Moraltheologe: Schweiz driftet mit PID-Entscheid Richtung Eugenik

7. Juni 2016 in Schweiz


Bioethiker der Bischofskonferenz, Collaud: Vorstellbar, dass nun nach dem Volksentscheid zahlreiche weitere Krankheiten ins Visier genommen und potenziell betroffene Embryonen eliminiert werden


Bern (kath.net/KAP) Als ein "gefährliches Driften in Richtung Eugenik" hat der Fribourger Arzt und Moraltheologe Thierry Collaud das Schweizer "Ja" zur Präimplantationsdiagnostik (PID) beschrieben. Dass durch die am Sonntag vom Volk angenommene Abstimmungsvorlage Down-Syndrom nachgewiesen werden dürfe, habe "eine weitere Tür aufgestoßen". Vorstellbar sei, dass künftig "zahlreiche weitere Krankheiten ins Visier genommen werden und die Embryonen, die diese Krankheiten bekommen könnten, eliminiert werden", warnte der Präsident der bischöflichen Bioethik-Kommission am Montag im Interview mit der Schweizer katholischen Nachrichtenagentur KATH.CH.
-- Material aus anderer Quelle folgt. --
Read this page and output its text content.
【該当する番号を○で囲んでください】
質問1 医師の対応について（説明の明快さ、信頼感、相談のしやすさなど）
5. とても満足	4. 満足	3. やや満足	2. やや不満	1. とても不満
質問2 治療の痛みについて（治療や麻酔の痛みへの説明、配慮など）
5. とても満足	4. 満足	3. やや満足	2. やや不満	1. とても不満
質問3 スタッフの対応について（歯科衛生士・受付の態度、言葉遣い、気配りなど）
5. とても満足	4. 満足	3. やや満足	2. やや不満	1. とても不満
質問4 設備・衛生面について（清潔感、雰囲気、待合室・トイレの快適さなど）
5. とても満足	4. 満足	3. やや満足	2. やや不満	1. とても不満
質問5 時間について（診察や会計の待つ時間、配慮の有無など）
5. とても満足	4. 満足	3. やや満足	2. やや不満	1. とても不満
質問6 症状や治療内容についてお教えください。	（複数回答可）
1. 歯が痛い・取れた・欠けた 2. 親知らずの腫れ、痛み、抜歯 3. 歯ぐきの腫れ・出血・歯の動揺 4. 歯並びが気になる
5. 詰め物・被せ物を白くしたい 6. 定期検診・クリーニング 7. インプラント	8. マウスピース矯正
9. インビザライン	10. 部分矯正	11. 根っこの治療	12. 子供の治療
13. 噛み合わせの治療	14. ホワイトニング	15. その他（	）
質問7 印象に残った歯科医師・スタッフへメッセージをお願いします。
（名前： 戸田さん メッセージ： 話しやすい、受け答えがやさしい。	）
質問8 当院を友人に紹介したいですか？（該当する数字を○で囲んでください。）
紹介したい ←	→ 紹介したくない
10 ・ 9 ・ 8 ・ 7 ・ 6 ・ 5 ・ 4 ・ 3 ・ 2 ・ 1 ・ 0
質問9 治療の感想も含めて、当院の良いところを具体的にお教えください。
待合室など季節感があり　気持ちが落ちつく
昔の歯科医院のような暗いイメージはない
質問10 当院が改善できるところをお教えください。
Betonten Befürworter des Gesetzes auch, der PID würden "enge Grenzen" gesetzt, so zeigte sich Collaud dennoch pessimistisch: Bestehende Schranken würden wegen enormen Drucks immer mehr aufgeweicht und Indikationen für die Anwendung ausgeweitet werden. Ähnlich sei auch die nun angenommene Gesetzesvorlage weit über den Bundesratsbeschluss hinausgegangen, der das Referendum geführt hatte. Als Ergebnis könnten in der Schweiz bereits jetzt nicht nur Paare mit einer Erbkrankheit eine Selektion ihrer Embryonen vornehmen lassen, sondern alle unfruchtbaren Paare, die In-vitro-Fertilisation in Anspruch nehmen.

Die katholische Kirche in der Schweiz habe laut Einschätzung des Bioethikers im Vorfeld durchaus "genug getan", wenngleich das Ergebnis für sie eine Niederlage sei. Ihr Einsatz für das Thema werde weitergehen, da ihr Ansinnen weit über die Abstimmung hinausgehe: "Es geht ihr darum, dass Behinderte in der Gesellschaft willkommen sind, dass wir fähig sind, auch mit Kindern zu leben, die nicht so vollkommen sind, wie wir uns dies wünschen", so Collaud. Vor allem werde die Kirche weiter informieren und auf das Gewissen der Menschen einwirken, denn: "Wenn ein Gesetz etwas erlaubt, bedeutet dies noch nicht, dass man das, was erlaubt ist, auch macht."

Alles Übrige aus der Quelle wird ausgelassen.